Namun suatu ketika dia kedatangan tamu, seorang mahasiswi Universitas Gajah Mada, Yogya. Tamu itu ingin meneliti di mana sarang penyu berada. Mahasiswi itu pun ikut melaut dengan Pak Rujito selama sebulan. Pak Rujito jadi penasaran kenapa penyu diamati. Lalu, Pak Rujito belajar tentang penyu. Akhirnya, Pak Rujito bertobat dari pemburu menjadi penjaga pelestarian penyu di Pantai Samas.
Pak Rujito menyumbangkan kemampuannya melacak lubang telur penyu agar telur-telur penyu tidak rusak terbawa ombak. Dia juga bertugas melindungi penyu dari pemburu atau dari ketidaksengajaan nelayan menjaring penyu.
Dia tahu tanda-tanda penyu mau mendarat yaitu:
– angin bertiup kencang dan menyebabkan gatal-gatal
– suara burung-burung laut yang mengincar telur penyu
– gongongan anjing-anjing penduduk pantai
– tercium bau amis dari laut.
Itulah tanda-tanda yang diamati Pak Rujito. Setiap ada tanda-tanda itu, malamnya pak Rujito bersiap di pantai. Dia menunggu induk penyu bertelur.
Setelah penyu bertelur, Pak Rujito mengambil telur yang bisa terkena ombak. Tujuannya agar telur tidak terbawa ombak. Telur-telur itu disusun di dalam buis beton. Di dalamnya diisi pasir yang semirip mungkin dengan susunan telur yang dibuat induk penyu. Buis beton akan melindungi telur penyu agar tidak terganggu binatang kecil di laut dan tidak dirusak akar pepohonan yang hidup di sekitar lubang telur penyu. Telur penyu dikubur selama 50 hari.
Selain dihitung harinya, ada tanda alam yang bisa diamati. Tandanya adalah pasir yang menutupi telur melengkung ke bawah di hari ke-47. Itu artinya tukik sudah mau menetas. Ada pengalaman tukik lari karena terlambat diketahui saat menetas. Jadi tukiknya banyak yang hilang mungkin mati dimakan anjing atau diambil orang.

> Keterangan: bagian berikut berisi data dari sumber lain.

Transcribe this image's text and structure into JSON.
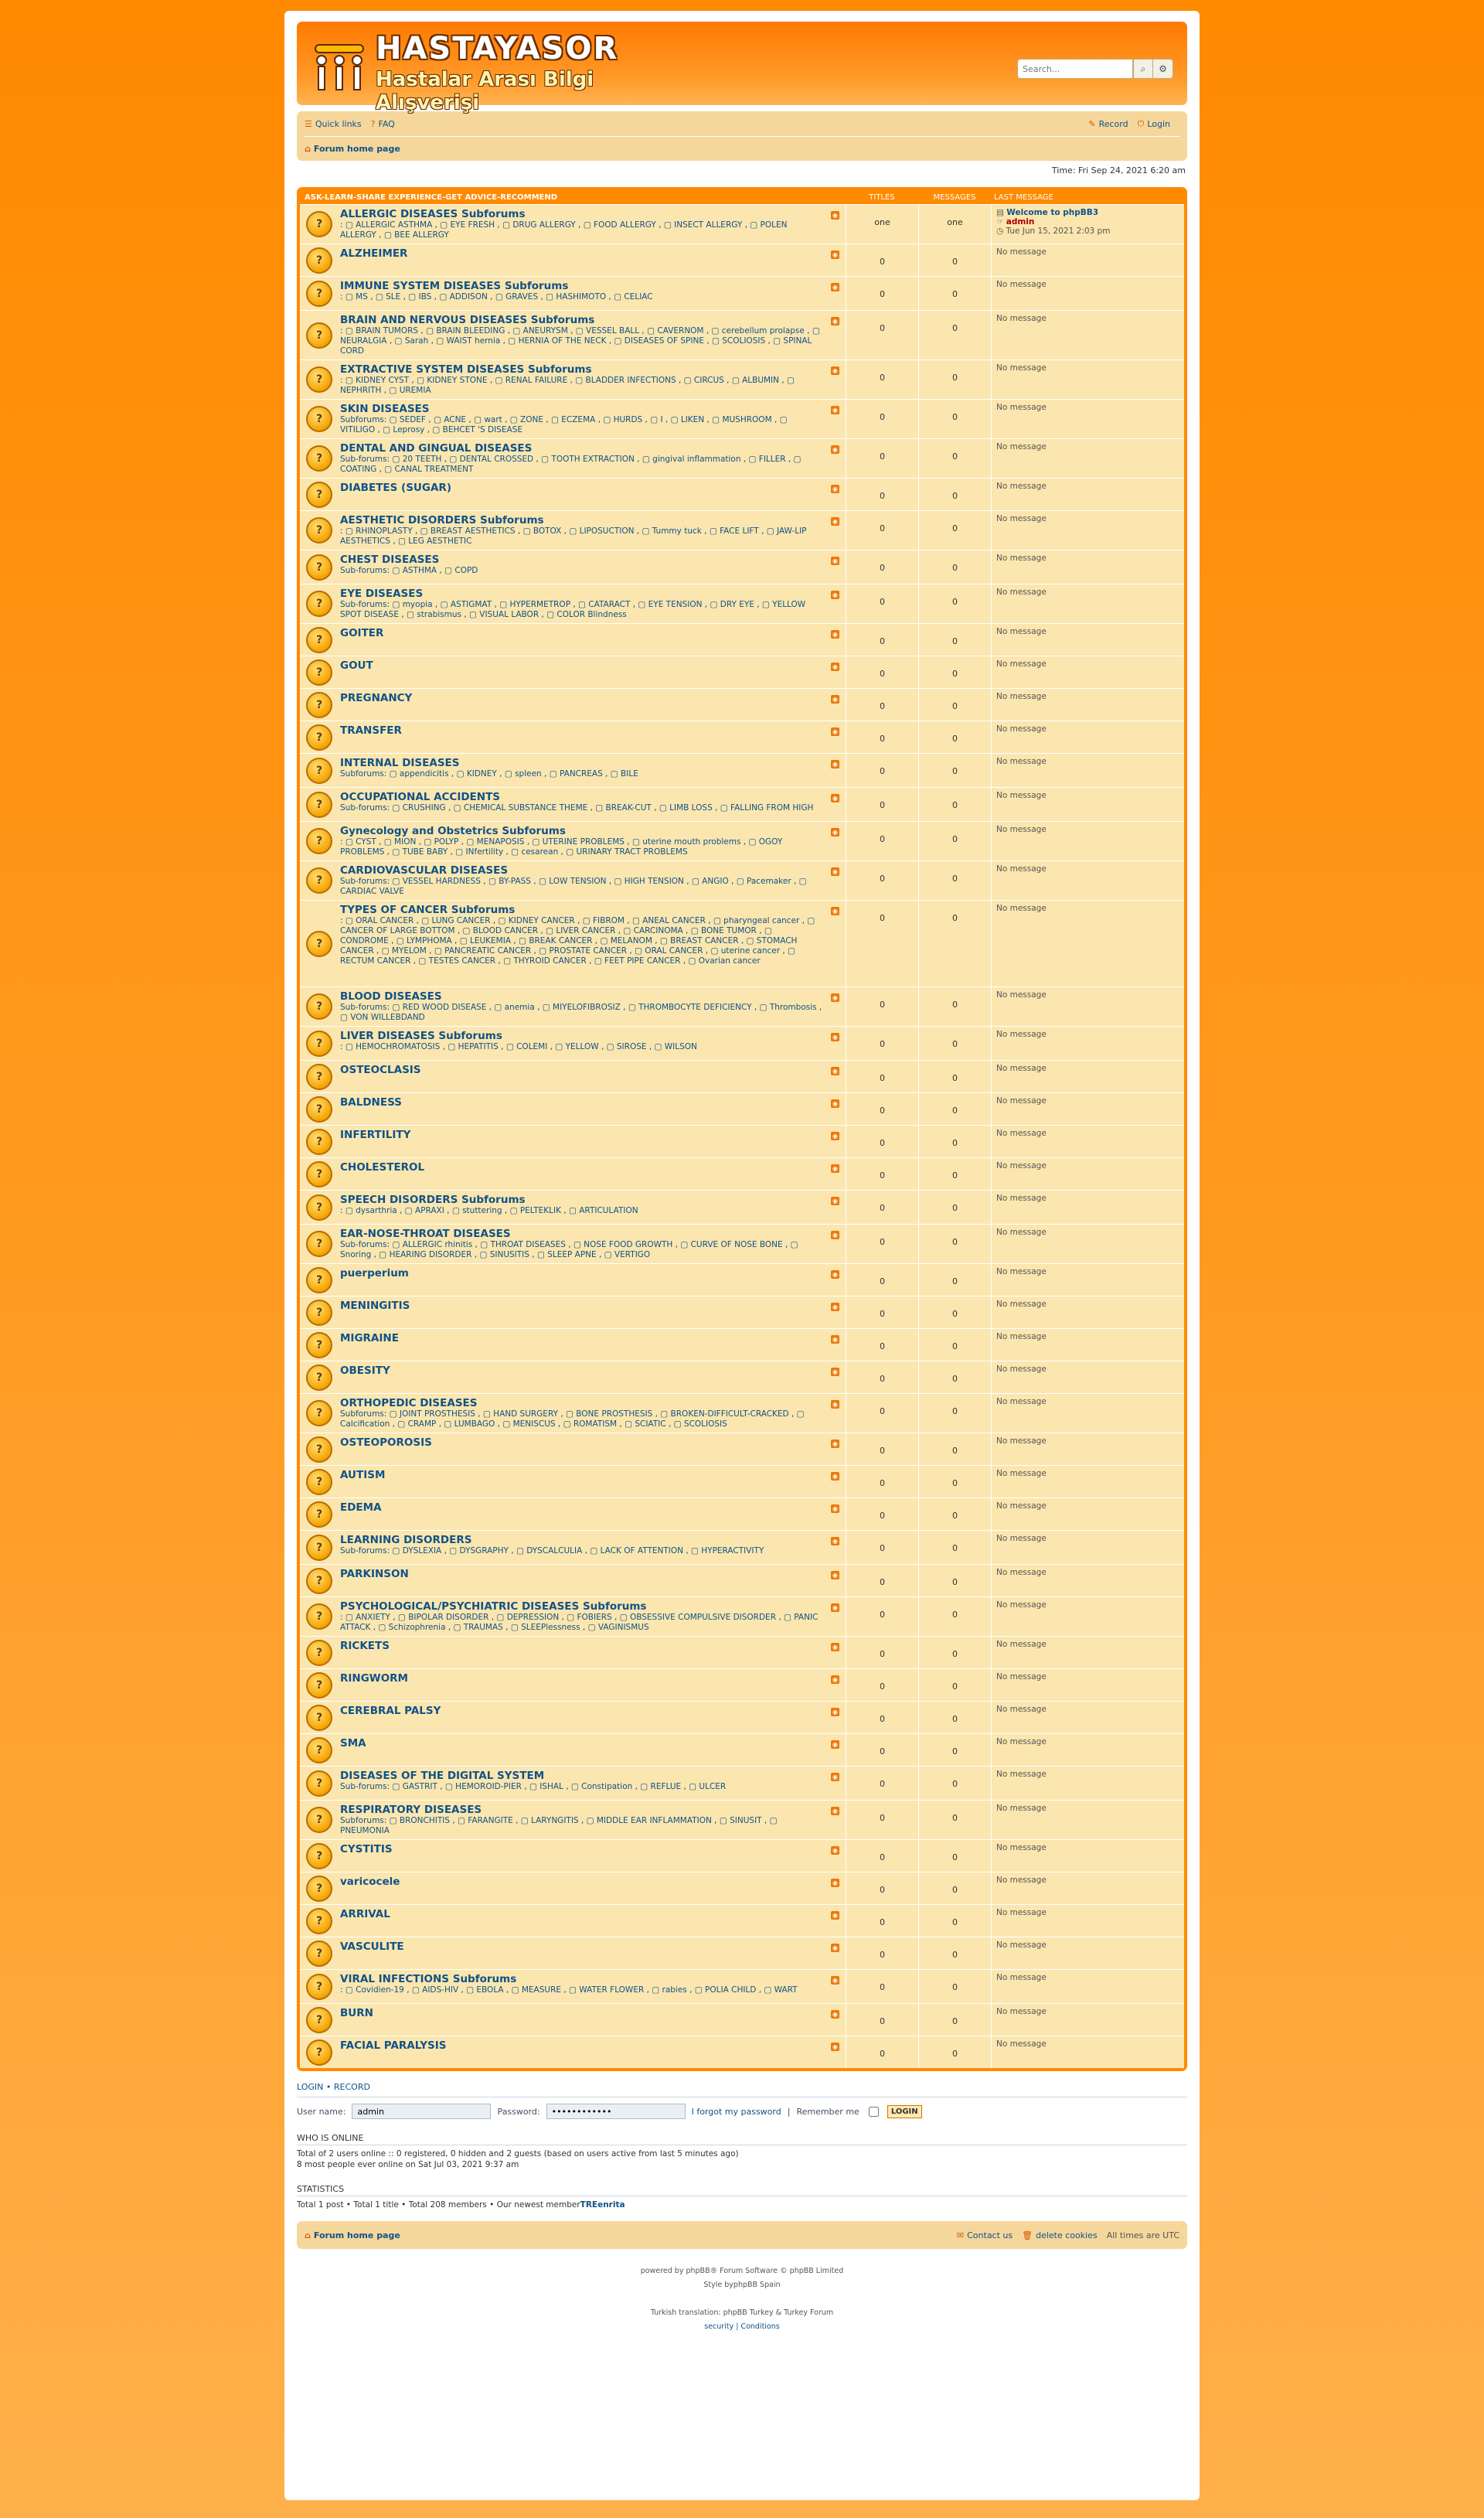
{
  "header": {
    "logo_title": "HASTAYASOR",
    "logo_subtitle": "Hastalar Arası Bilgi Alışverişi",
    "search_placeholder": "Search..."
  },
  "nav": {
    "quick_links": "Quick links",
    "faq": "FAQ",
    "register": "Record",
    "login": "Login",
    "breadcrumb": "Forum home page"
  },
  "time": "Time: Fri Sep 24, 2021 6:20 am",
  "category": {
    "title": "ASK-LEARN-SHARE EXPERIENCE-GET ADVICE-RECOMMEND",
    "col_titles": "TITLES",
    "col_messages": "MESSAGES",
    "col_last": "LAST MESSAGE"
  },
  "forums": [
    {
      "name": "ALLERGIC DISEASES Subforums",
      "subs": ": ▢ ALLERGIC ASTHMA , ▢ EYE FRESH , ▢ DRUG ALLERGY , ▢ FOOD ALLERGY , ▢ INSECT ALLERGY , ▢ POLEN ALLERGY , ▢ BEE ALLERGY",
      "titles": "one",
      "messages": "one",
      "last_title": "Welcome to phpBB3",
      "last_user": "admin",
      "last_date": "Tue Jun 15, 2021 2:03 pm"
    },
    {
      "name": "ALZHEIMER",
      "subs": "",
      "titles": "0",
      "messages": "0",
      "last": "No message"
    },
    {
      "name": "IMMUNE SYSTEM DISEASES Subforums",
      "subs": ": ▢ MS , ▢ SLE , ▢ IBS , ▢ ADDISON , ▢ GRAVES , ▢ HASHIMOTO , ▢ CELIAC",
      "titles": "0",
      "messages": "0",
      "last": "No message"
    },
    {
      "name": "BRAIN AND NERVOUS DISEASES Subforums",
      "subs": ": ▢ BRAIN TUMORS , ▢ BRAIN BLEEDING , ▢ ANEURYSM , ▢ VESSEL BALL , ▢ CAVERNOM , ▢ cerebellum prolapse , ▢ NEURALGIA , ▢ Sarah , ▢ WAIST hernia , ▢ HERNIA OF THE NECK , ▢ DISEASES OF SPINE , ▢ SCOLIOSIS , ▢ SPINAL CORD",
      "titles": "0",
      "messages": "0",
      "last": "No message"
    },
    {
      "name": "EXTRACTIVE SYSTEM DISEASES Subforums",
      "subs": ": ▢ KIDNEY CYST , ▢ KIDNEY STONE , ▢ RENAL FAILURE , ▢ BLADDER INFECTIONS , ▢ CIRCUS , ▢ ALBUMIN , ▢ NEPHRITH , ▢ UREMIA",
      "titles": "0",
      "messages": "0",
      "last": "No message"
    },
    {
      "name": "SKIN DISEASES",
      "subs": "Subforums: ▢ SEDEF , ▢ ACNE , ▢ wart , ▢ ZONE , ▢ ECZEMA , ▢ HURDS , ▢ I , ▢ LIKEN , ▢ MUSHROOM , ▢ VITILIGO , ▢ Leprosy , ▢ BEHCET 'S DISEASE",
      "titles": "0",
      "messages": "0",
      "last": "No message"
    },
    {
      "name": "DENTAL AND GINGUAL DISEASES",
      "subs": "Sub-forums: ▢ 20 TEETH , ▢ DENTAL CROSSED , ▢ TOOTH EXTRACTION , ▢ gingival inflammation , ▢ FILLER , ▢ COATING , ▢ CANAL TREATMENT",
      "titles": "0",
      "messages": "0",
      "last": "No message"
    },
    {
      "name": "DIABETES (SUGAR)",
      "subs": "",
      "titles": "0",
      "messages": "0",
      "last": "No message"
    },
    {
      "name": "AESTHETIC DISORDERS Subforums",
      "subs": ": ▢ RHINOPLASTY , ▢ BREAST AESTHETICS , ▢ BOTOX , ▢ LIPOSUCTION , ▢ Tummy tuck , ▢ FACE LIFT , ▢ JAW-LIP AESTHETICS , ▢ LEG AESTHETIC",
      "titles": "0",
      "messages": "0",
      "last": "No message"
    },
    {
      "name": "CHEST DISEASES",
      "subs": "Sub-forums: ▢ ASTHMA , ▢ COPD",
      "titles": "0",
      "messages": "0",
      "last": "No message"
    },
    {
      "name": "EYE DISEASES",
      "subs": "Sub-forums: ▢ myopia , ▢ ASTIGMAT , ▢ HYPERMETROP , ▢ CATARACT , ▢ EYE TENSION , ▢ DRY EYE , ▢ YELLOW SPOT DISEASE , ▢ strabismus , ▢ VISUAL LABOR , ▢ COLOR Blindness",
      "titles": "0",
      "messages": "0",
      "last": "No message"
    },
    {
      "name": "GOITER",
      "subs": "",
      "titles": "0",
      "messages": "0",
      "last": "No message"
    },
    {
      "name": "GOUT",
      "subs": "",
      "titles": "0",
      "messages": "0",
      "last": "No message"
    },
    {
      "name": "PREGNANCY",
      "subs": "",
      "titles": "0",
      "messages": "0",
      "last": "No message"
    },
    {
      "name": "TRANSFER",
      "subs": "",
      "titles": "0",
      "messages": "0",
      "last": "No message"
    },
    {
      "name": "INTERNAL DISEASES",
      "subs": "Subforums: ▢ appendicitis , ▢ KIDNEY , ▢ spleen , ▢ PANCREAS , ▢ BILE",
      "titles": "0",
      "messages": "0",
      "last": "No message"
    },
    {
      "name": "OCCUPATIONAL ACCIDENTS",
      "subs": "Sub-forums: ▢ CRUSHING , ▢ CHEMICAL SUBSTANCE THEME , ▢ BREAK-CUT , ▢ LIMB LOSS , ▢ FALLING FROM HIGH",
      "titles": "0",
      "messages": "0",
      "last": "No message"
    },
    {
      "name": "Gynecology and Obstetrics Subforums",
      "subs": ": ▢ CYST , ▢ MION , ▢ POLYP , ▢ MENAPOSIS , ▢ UTERINE PROBLEMS , ▢ uterine mouth problems , ▢ OGOY PROBLEMS , ▢ TUBE BABY , ▢ INfertility , ▢ cesarean , ▢ URINARY TRACT PROBLEMS",
      "titles": "0",
      "messages": "0",
      "last": "No message"
    },
    {
      "name": "CARDIOVASCULAR DISEASES",
      "subs": "Sub-forums: ▢ VESSEL HARDNESS , ▢ BY-PASS , ▢ LOW TENSION , ▢ HIGH TENSION , ▢ ANGIO , ▢ Pacemaker , ▢ CARDIAC VALVE",
      "titles": "0",
      "messages": "0",
      "last": "No message"
    },
    {
      "name": "TYPES OF CANCER Subforums",
      "subs": ": ▢ ORAL CANCER , ▢ LUNG CANCER , ▢ KIDNEY CANCER , ▢ FIBROM , ▢ ANEAL CANCER , ▢ pharyngeal cancer , ▢ CANCER OF LARGE BOTTOM , ▢ BLOOD CANCER , ▢ LIVER CANCER , ▢ CARCINOMA , ▢ BONE TUMOR , ▢ CONDROME , ▢ LYMPHOMA , ▢ LEUKEMIA , ▢ BREAK CANCER , ▢ MELANOM , ▢ BREAST CANCER , ▢ STOMACH CANCER , ▢ MYELOM , ▢ PANCREATIC CANCER , ▢ PROSTATE CANCER , ▢ ORAL CANCER , ▢ uterine cancer , ▢ RECTUM CANCER , ▢ TESTES CANCER , ▢ THYROID CANCER , ▢ FEET PIPE CANCER , ▢ Ovarian cancer",
      "titles": "0",
      "messages": "0",
      "last": "No message"
    },
    {
      "name": "BLOOD DISEASES",
      "subs": "Sub-forums: ▢ RED WOOD DISEASE , ▢ anemia , ▢ MIYELOFIBROSIZ , ▢ THROMBOCYTE DEFICIENCY , ▢ Thrombosis , ▢ VON WILLEBDAND",
      "titles": "0",
      "messages": "0",
      "last": "No message"
    },
    {
      "name": "LIVER DISEASES Subforums",
      "subs": ": ▢ HEMOCHROMATOSIS , ▢ HEPATITIS , ▢ COLEMI , ▢ YELLOW , ▢ SIROSE , ▢ WILSON",
      "titles": "0",
      "messages": "0",
      "last": "No message"
    },
    {
      "name": "OSTEOCLASIS",
      "subs": "",
      "titles": "0",
      "messages": "0",
      "last": "No message"
    },
    {
      "name": "BALDNESS",
      "subs": "",
      "titles": "0",
      "messages": "0",
      "last": "No message"
    },
    {
      "name": "INFERTILITY",
      "subs": "",
      "titles": "0",
      "messages": "0",
      "last": "No message"
    },
    {
      "name": "CHOLESTEROL",
      "subs": "",
      "titles": "0",
      "messages": "0",
      "last": "No message"
    },
    {
      "name": "SPEECH DISORDERS Subforums",
      "subs": ": ▢ dysarthria , ▢ APRAXI , ▢ stuttering , ▢ PELTEKLIK , ▢ ARTICULATION",
      "titles": "0",
      "messages": "0",
      "last": "No message"
    },
    {
      "name": "EAR-NOSE-THROAT DISEASES",
      "subs": "Sub-forums: ▢ ALLERGIC rhinitis , ▢ THROAT DISEASES , ▢ NOSE FOOD GROWTH , ▢ CURVE OF NOSE BONE , ▢ Snoring , ▢ HEARING DISORDER , ▢ SINUSITIS , ▢ SLEEP APNE , ▢ VERTIGO",
      "titles": "0",
      "messages": "0",
      "last": "No message"
    },
    {
      "name": "puerperium",
      "subs": "",
      "titles": "0",
      "messages": "0",
      "last": "No message"
    },
    {
      "name": "MENINGITIS",
      "subs": "",
      "titles": "0",
      "messages": "0",
      "last": "No message"
    },
    {
      "name": "MIGRAINE",
      "subs": "",
      "titles": "0",
      "messages": "0",
      "last": "No message"
    },
    {
      "name": "OBESITY",
      "subs": "",
      "titles": "0",
      "messages": "0",
      "last": "No message"
    },
    {
      "name": "ORTHOPEDIC DISEASES",
      "subs": "Subforums: ▢ JOINT PROSTHESIS , ▢ HAND SURGERY , ▢ BONE PROSTHESIS , ▢ BROKEN-DIFFICULT-CRACKED , ▢ Calcification , ▢ CRAMP , ▢ LUMBAGO , ▢ MENISCUS , ▢ ROMATISM , ▢ SCIATIC , ▢ SCOLIOSIS",
      "titles": "0",
      "messages": "0",
      "last": "No message"
    },
    {
      "name": "OSTEOPOROSIS",
      "subs": "",
      "titles": "0",
      "messages": "0",
      "last": "No message"
    },
    {
      "name": "AUTISM",
      "subs": "",
      "titles": "0",
      "messages": "0",
      "last": "No message"
    },
    {
      "name": "EDEMA",
      "subs": "",
      "titles": "0",
      "messages": "0",
      "last": "No message"
    },
    {
      "name": "LEARNING DISORDERS",
      "subs": "Sub-forums: ▢ DYSLEXIA , ▢ DYSGRAPHY , ▢ DYSCALCULIA , ▢ LACK OF ATTENTION , ▢ HYPERACTIVITY",
      "titles": "0",
      "messages": "0",
      "last": "No message"
    },
    {
      "name": "PARKINSON",
      "subs": "",
      "titles": "0",
      "messages": "0",
      "last": "No message"
    },
    {
      "name": "PSYCHOLOGICAL/PSYCHIATRIC DISEASES Subforums",
      "subs": ": ▢ ANXIETY , ▢ BIPOLAR DISORDER , ▢ DEPRESSION , ▢ FOBIERS , ▢ OBSESSIVE COMPULSIVE DISORDER , ▢ PANIC ATTACK , ▢ Schizophrenia , ▢ TRAUMAS , ▢ SLEEPlessness , ▢ VAGINISMUS",
      "titles": "0",
      "messages": "0",
      "last": "No message"
    },
    {
      "name": "RICKETS",
      "subs": "",
      "titles": "0",
      "messages": "0",
      "last": "No message"
    },
    {
      "name": "RINGWORM",
      "subs": "",
      "titles": "0",
      "messages": "0",
      "last": "No message"
    },
    {
      "name": "CEREBRAL PALSY",
      "subs": "",
      "titles": "0",
      "messages": "0",
      "last": "No message"
    },
    {
      "name": "SMA",
      "subs": "",
      "titles": "0",
      "messages": "0",
      "last": "No message"
    },
    {
      "name": "DISEASES OF THE DIGITAL SYSTEM",
      "subs": "Sub-forums: ▢ GASTRIT , ▢ HEMOROID-PIER , ▢ ISHAL , ▢ Constipation , ▢ REFLUE , ▢ ULCER",
      "titles": "0",
      "messages": "0",
      "last": "No message"
    },
    {
      "name": "RESPIRATORY DISEASES",
      "subs": "Subforums: ▢ BRONCHITIS , ▢ FARANGITE , ▢ LARYNGITIS , ▢ MIDDLE EAR INFLAMMATION , ▢ SINUSIT , ▢ PNEUMONIA",
      "titles": "0",
      "messages": "0",
      "last": "No message"
    },
    {
      "name": "CYSTITIS",
      "subs": "",
      "titles": "0",
      "messages": "0",
      "last": "No message"
    },
    {
      "name": "varicocele",
      "subs": "",
      "titles": "0",
      "messages": "0",
      "last": "No message"
    },
    {
      "name": "ARRIVAL",
      "subs": "",
      "titles": "0",
      "messages": "0",
      "last": "No message"
    },
    {
      "name": "VASCULITE",
      "subs": "",
      "titles": "0",
      "messages": "0",
      "last": "No message"
    },
    {
      "name": "VIRAL INFECTIONS Subforums",
      "subs": ": ▢ Covidien-19 , ▢ AIDS-HIV , ▢ EBOLA , ▢ MEASURE , ▢ WATER FLOWER , ▢ rabies , ▢ POLIA CHILD , ▢ WART",
      "titles": "0",
      "messages": "0",
      "last": "No message"
    },
    {
      "name": "BURN",
      "subs": "",
      "titles": "0",
      "messages": "0",
      "last": "No message"
    },
    {
      "name": "FACIAL PARALYSIS",
      "subs": "",
      "titles": "0",
      "messages": "0",
      "last": "No message"
    }
  ],
  "login": {
    "links_login": "LOGIN",
    "links_sep": "•",
    "links_record": "RECORD",
    "username_label": "User name:",
    "username_value": "admin",
    "password_label": "Password:",
    "password_value": "••••••••••••",
    "forgot": "I forgot my password",
    "sep": "|",
    "remember": "Remember me",
    "button": "LOGIN"
  },
  "online": {
    "heading": "WHO IS ONLINE",
    "line1": "Total of 2 users online :: 0 registered, 0 hidden and 2 guests (based on users active from last 5 minutes ago)",
    "line2": "8 most people ever online on Sat Jul 03, 2021 9:37 am"
  },
  "stats": {
    "heading": "STATISTICS",
    "line": "Total 1 post • Total 1 title • Total 208 members • Our newest member",
    "newest": "TREenrita"
  },
  "footer": {
    "home": "Forum home page",
    "contact": "Contact us",
    "cookies": "delete cookies",
    "times": "All times are UTC",
    "powered": "powered by phpBB® Forum Software © phpBB Limited",
    "style": "Style byphpBB Spain",
    "translation": "Turkish translation: phpBB Turkey & Turkey Forum",
    "privacy": "security | Conditions"
  }
}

Semua usaha ini dilakukan karena penyu itu punya tugas dari Tuhan. Menurut Om Deni dari Reispirasi, tugas penyu adalah mengendalikan populasi ubur-ubur agar ikan tidak habis. Ubur-ubur adalah makanan favorit penyu. Selain penyu makan ubur-ubur, penyu juga memakan ujung rumput laut. Hasilnya rumput laut akan tumbuh lebat dan sehat. Itulah tugas penyu.
Sekarang apa tugas kita? Tugas kita adalah melestarikan penyu. Yang bisa kita lakukan adalah tidak membuang sampah sembarangan. Sampah bisa terbawa aliran air ke laut. Jika sampah sudah sampai laut, penyu bisa mengira sampah itu ubur-ubur makanannya, lalu termakanlah sampah itu. Penyu bisa mati. Sampah juga bisa membingungkan penyu mencari tempat bertelur.
Ayo, kita bersihkan sampah di sekitar kita. Kita semua bertugas melestarikan alam ini. Selamat bertugas!